For the first 137 years of its history, the US did not have a central bank. The nation then was plagued with recurring business cycles of boom and bust. For the past 94 years the Federal Reserve, the US central bank, has assumed the role of monetary guardian for the nation, yet recurring business cycles of boom and bust have continued, often with the accommodating participation of the Fed.
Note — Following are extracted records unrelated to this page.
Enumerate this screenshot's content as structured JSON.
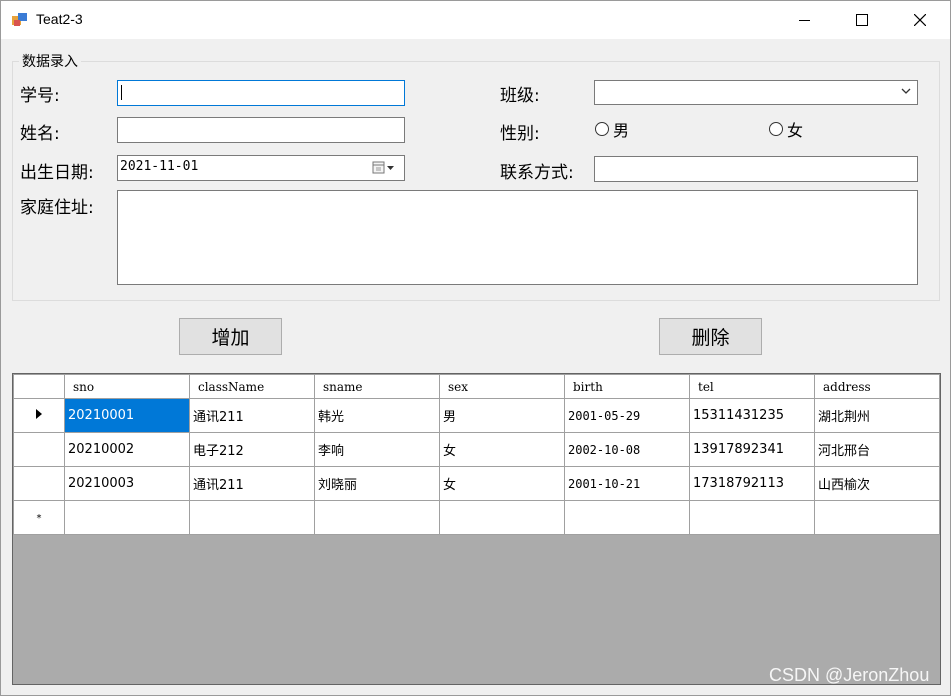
{
  "window": {
    "title": "Teat2-3"
  },
  "group": {
    "title": "数据录入"
  },
  "form": {
    "sno_label": "学号:",
    "name_label": "姓名:",
    "birth_label": "出生日期:",
    "birth_value": "2021-11-01",
    "address_label": "家庭住址:",
    "class_label": "班级:",
    "sex_label": "性别:",
    "sex_options": [
      "男",
      "女"
    ],
    "tel_label": "联系方式:"
  },
  "buttons": {
    "add": "增加",
    "delete": "删除"
  },
  "grid": {
    "columns": [
      "sno",
      "className",
      "sname",
      "sex",
      "birth",
      "tel",
      "address"
    ],
    "rows": [
      [
        "20210001",
        "通讯211",
        "韩光",
        "男",
        "2001-05-29",
        "15311431235",
        "湖北荆州"
      ],
      [
        "20210002",
        "电子212",
        "李响",
        "女",
        "2002-10-08",
        "13917892341",
        "河北邢台"
      ],
      [
        "20210003",
        "通讯211",
        "刘晓丽",
        "女",
        "2001-10-21",
        "17318792113",
        "山西榆次"
      ]
    ],
    "new_row_marker": "*"
  },
  "watermark": "CSDN @JeronZhou",
  "colors": {
    "selection": "#0078d7",
    "grid_background": "#ababab",
    "focus_border": "#0078d7"
  }
}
Central banking has failed in its fundamental functions of stabilizing financial markets with monetary policy, succeeding neither in preventing inflation nor sustaining growth nor achieving full employment.
Since the Fed was founded in 1913, US inflation has registered 1,923%, meaning prices have gone up 20 times on average despite a sharp rise in productivity.
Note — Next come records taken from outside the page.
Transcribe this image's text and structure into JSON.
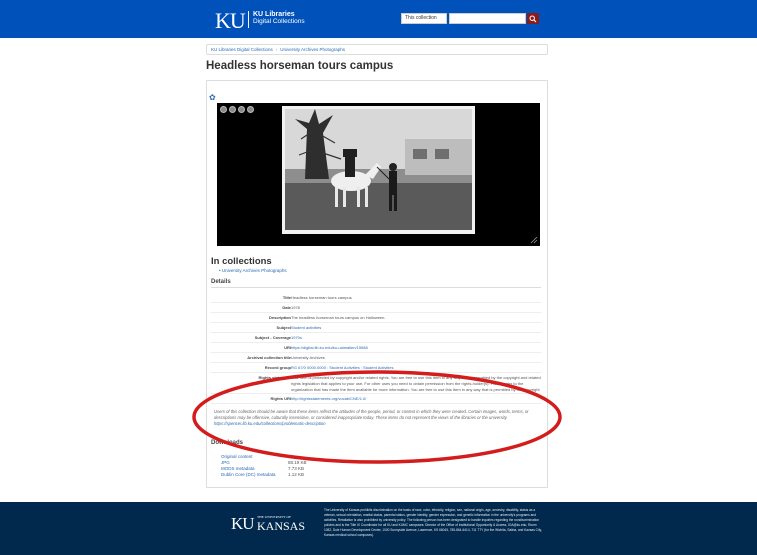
{
  "header": {
    "logo_ku": "KU",
    "logo_line1": "KU Libraries",
    "logo_line2": "Digital Collections",
    "scope_select": "This collection",
    "search_placeholder": ""
  },
  "breadcrumb": {
    "items": [
      "KU Libraries Digital Collections",
      "University Archives Photographs"
    ]
  },
  "page_title": "Headless horseman tours campus",
  "in_collections": {
    "heading": "In collections",
    "items": [
      "University Archives Photographs"
    ]
  },
  "details": {
    "heading": "Details",
    "rows": [
      {
        "label": "Title",
        "value": "Headless horseman tours campus"
      },
      {
        "label": "Date",
        "value": "1978"
      },
      {
        "label": "Description",
        "value": "The headless horseman tours campus on Halloween."
      },
      {
        "label": "Subject",
        "value": "Student activities"
      },
      {
        "label": "Subject - Coverage",
        "value": "1970s"
      },
      {
        "label": "URI",
        "value": "https://digital.lib.ku.edu/ku-uaimalien/15988"
      },
      {
        "label": "Archival collection title",
        "value": "University Archives"
      },
      {
        "label": "Record group",
        "value": "RG 67/0 0000.0000 : Student Activities : Student Activities"
      },
      {
        "label": "Rights statement",
        "value": "This Item is protected by copyright and/or related rights. You are free to use this Item in any way that is permitted by the copyright and related rights legislation that applies to your use. For other uses you need to obtain permission from the rights-holder(s). Please refer to the organization that has made the Item available for more information. You are free to use this Item in any way that is permitted by the copyright and related rights legislation that applies to your use."
      },
      {
        "label": "Rights URI",
        "value": "http://rightsstatements.org/vocab/CNE/1.0/"
      }
    ]
  },
  "notice": {
    "text": "Users of this collection should be aware that these items reflect the attitudes of the people, period, or context in which they were created. Certain images, words, terms, or descriptions may be offensive, culturally insensitive, or considered inappropriate today. These items do not represent the views of the libraries or the university.",
    "link": "https://spencer.lib.ku.edu/collections/problematic-description"
  },
  "downloads": {
    "heading": "Downloads",
    "items": [
      {
        "label": "Original content",
        "size": ""
      },
      {
        "label": "JPG",
        "size": "88.19 KB"
      },
      {
        "label": "MODS metadata",
        "size": "7.73 KB"
      },
      {
        "label": "Dublin Core (DC) metadata",
        "size": "1.12 KB"
      }
    ]
  },
  "footer": {
    "univ": "THE UNIVERSITY OF",
    "kansas": "KANSAS",
    "ku": "KU",
    "text": "The University of Kansas prohibits discrimination on the basis of race, color, ethnicity, religion, sex, national origin, age, ancestry, disability, status as a veteran, sexual orientation, marital status, parental status, gender identity, gender expression, and genetic information in the university's programs and activities. Retaliation is also prohibited by university policy. The following person has been designated to handle inquiries regarding the nondiscrimination policies and is the Title IX Coordinator for all KU and KUMC campuses: Director of the Office of Institutional Opportunity & Access, IOA@ku.edu, Room 1082, Dole Human Development Center, 1000 Sunnyside Avenue, Lawrence, KS 66045, 785-864-6414, 711 TTY (for the Wichita, Salina, and Kansas City, Kansas medical school campuses)."
  },
  "colors": {
    "header_bg": "#0051ba",
    "footer_bg": "#00294d",
    "link": "#2a6ab4",
    "search_button": "#8b1a1a",
    "annotation": "#d41c1c"
  }
}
For the 18 years (August 11, 1987 to January 31, 2006) of his tenure as chairman of the Fed, Alan Greenspan repeatedly bought off the collapse of one debt bubble with a bigger debt bubble. During that time, inflation was under 2% in only two years, 1998 and 2002, both times not caused by Fed policy. Paul Volcker, who served as Fed chairman from August 1979 to August 1987, had to raise both the fed funds rate and the discount to 20% to fight hyperinflation of 18% in 1980 back down to 3.66% in 1987, the year Greenspan took over the Fed just before the October 1987 crash, when inflation rose to 4.53%.
Under Greenspan's market accommodating monetary policy, US inflation reached 4.42% in 1988, 5.36% in 1989 and 6.29% in 1990. The inflation rate was moderated to 1.55% by the 1997 Asian financial crisis, when Asian exporting economies devalued their currencies to lower their export prices, but Greenspan allowed US inflation rate to rise back to 3.76% by 2000. The fed funds rate hit a low of 1.75% in 2001 when inflation hit 3.76%; it hit 1% when inflation was 3.52% in 2004; and it hit 2.5% when inflation rose to 4.69% in 2005.
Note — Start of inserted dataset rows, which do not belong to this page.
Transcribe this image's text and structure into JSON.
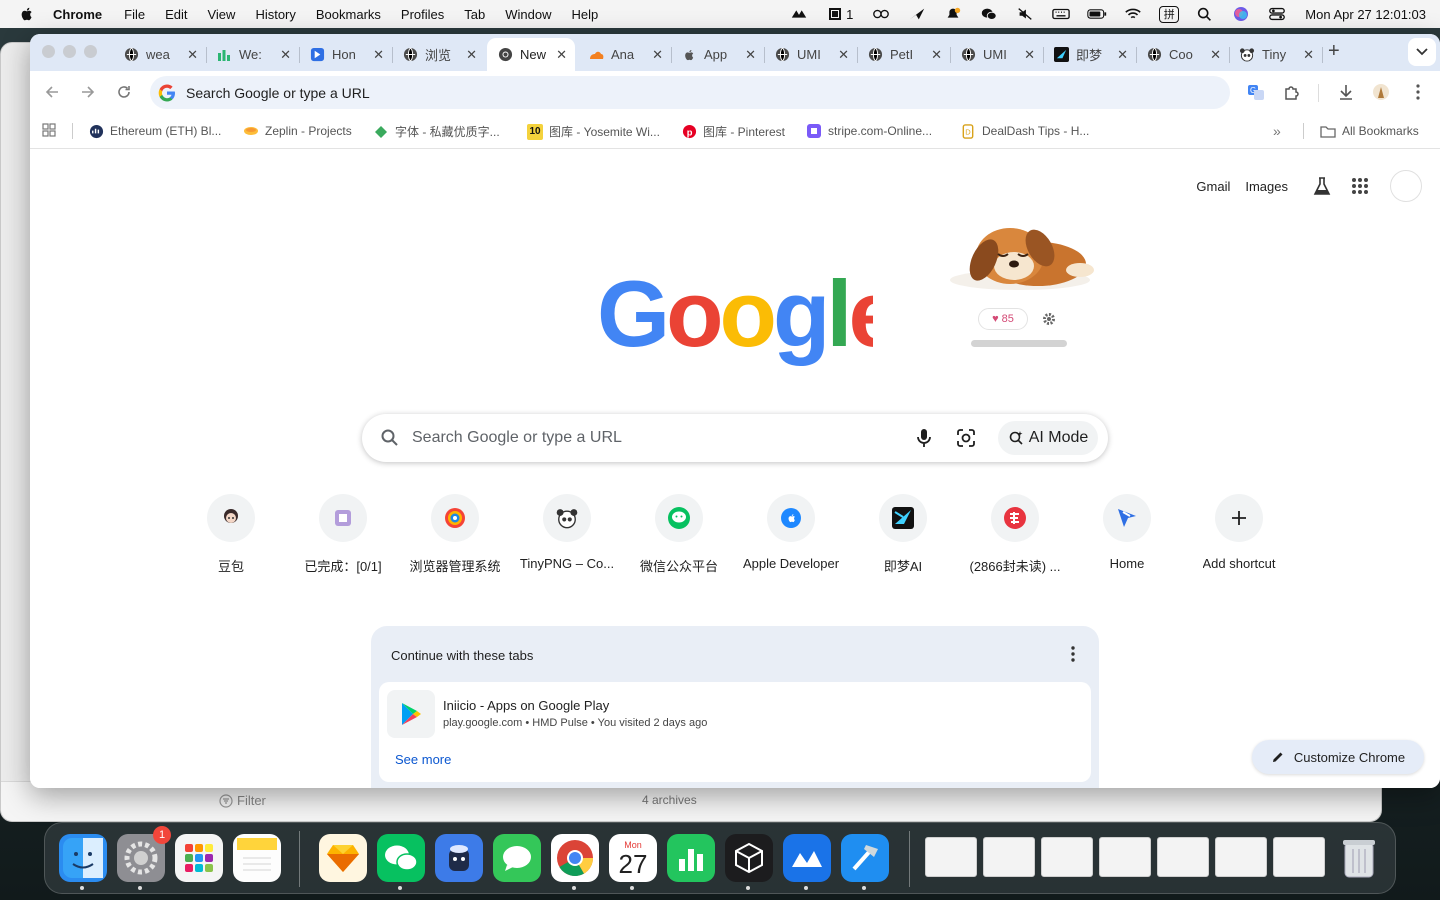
{
  "menubar": {
    "app": "Chrome",
    "items": [
      "File",
      "Edit",
      "View",
      "History",
      "Bookmarks",
      "Profiles",
      "Tab",
      "Window",
      "Help"
    ],
    "status_icons": [
      "cloud-icon",
      "notifications-badge-icon",
      "glasses-icon",
      "send-icon",
      "bell-icon",
      "wechat-icon",
      "mute-icon",
      "keyboard-icon",
      "battery-icon",
      "wifi-icon",
      "input-method-icon",
      "spotlight-icon",
      "siri-icon",
      "control-center-icon"
    ],
    "notif_count": "1",
    "input_method": "拼",
    "clock": "Mon Apr 27  12:01:03"
  },
  "tabs": [
    {
      "title": "wea",
      "icon": "globe-icon"
    },
    {
      "title": "We:",
      "icon": "chart-icon"
    },
    {
      "title": "Hon",
      "icon": "arrow-icon"
    },
    {
      "title": "浏览",
      "icon": "globe-icon"
    },
    {
      "title": "New",
      "icon": "chrome-icon",
      "active": true
    },
    {
      "title": "Ana",
      "icon": "cloudflare-icon"
    },
    {
      "title": "App",
      "icon": "apple-icon"
    },
    {
      "title": "UMI",
      "icon": "globe-icon"
    },
    {
      "title": "PetI",
      "icon": "globe-icon"
    },
    {
      "title": "UMI",
      "icon": "globe-icon"
    },
    {
      "title": "即梦",
      "icon": "jimeng-icon"
    },
    {
      "title": "Coo",
      "icon": "globe-icon"
    },
    {
      "title": "Tiny",
      "icon": "panda-icon"
    }
  ],
  "omnibox": {
    "placeholder": "Search Google or type a URL"
  },
  "bookmarks": [
    {
      "label": "Ethereum (ETH) Bl...",
      "icon": "etherscan-icon"
    },
    {
      "label": "Zeplin - Projects",
      "icon": "zeplin-icon"
    },
    {
      "label": "字体 - 私藏优质字...",
      "icon": "font-icon"
    },
    {
      "label": "图库 - Yosemite Wi...",
      "icon": "ten-icon"
    },
    {
      "label": "图库 - Pinterest",
      "icon": "pinterest-icon"
    },
    {
      "label": "stripe.com-Online...",
      "icon": "stripe-icon"
    },
    {
      "label": "DealDash Tips - H...",
      "icon": "dealdash-icon"
    }
  ],
  "all_bookmarks": "All Bookmarks",
  "ntp": {
    "gmail": "Gmail",
    "images": "Images",
    "doodle_likes": "85",
    "search_placeholder": "Search Google or type a URL",
    "ai_mode": "AI Mode",
    "shortcuts": [
      {
        "label": "豆包",
        "icon": "doubao-icon"
      },
      {
        "label": "已完成：[0/1]",
        "icon": "task-icon"
      },
      {
        "label": "浏览器管理系统",
        "icon": "browser-admin-icon"
      },
      {
        "label": "TinyPNG – Co...",
        "icon": "panda-icon"
      },
      {
        "label": "微信公众平台",
        "icon": "wechat-icon"
      },
      {
        "label": "Apple Developer",
        "icon": "apple-icon"
      },
      {
        "label": "即梦AI",
        "icon": "jimeng-icon"
      },
      {
        "label": "(2866封未读) ...",
        "icon": "mail-163-icon"
      },
      {
        "label": "Home",
        "icon": "home-arrow-icon"
      },
      {
        "label": "Add shortcut",
        "icon": "plus-icon"
      }
    ],
    "continue": {
      "heading": "Continue with these tabs",
      "item_title": "Iniicio - Apps on Google Play",
      "item_meta": "play.google.com • HMD Pulse • You visited 2 days ago",
      "see_more": "See more"
    },
    "customize": "Customize Chrome"
  },
  "background_window": {
    "filter": "Filter",
    "archives": "4 archives"
  },
  "dock": {
    "apps": [
      "finder-icon",
      "system-settings-icon",
      "launchpad-icon",
      "notes-icon",
      "sketch-icon",
      "wechat-icon",
      "cleaner-icon",
      "messages-icon",
      "chrome-icon",
      "calendar-icon",
      "numbers-icon",
      "cube-icon",
      "lanhu-icon",
      "xcode-icon"
    ],
    "settings_badge": "1",
    "calendar_month": "Mon",
    "calendar_day": "27"
  }
}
For those years, US real interest rate was mostly negative after inflation. Factoring in the falling exchange value of the dollar, the Fed was in effect paying US transnational corporate borrowers to invest in non-dollar markets, and paying US financial institution to profit from dollar carry trade, ie borrowing dollars at negative rates to speculate in assets denominated in other currencies with high yields.
In recent years, the US has been allowing the dollar to fall in exchange value to moderate the adverse effect of high indebtedness and using depressed wages, both domestic and foreign, to moderate US inflationary pressure. This trend is not sustainable because other governments will intervene in the foreign exchange market to keep their own currencies from appreciating against the dollar to remain competitive in global trade. The net result will be a moderating of drastic changes in the exchange rate regime but not a halt of dollar depreciation.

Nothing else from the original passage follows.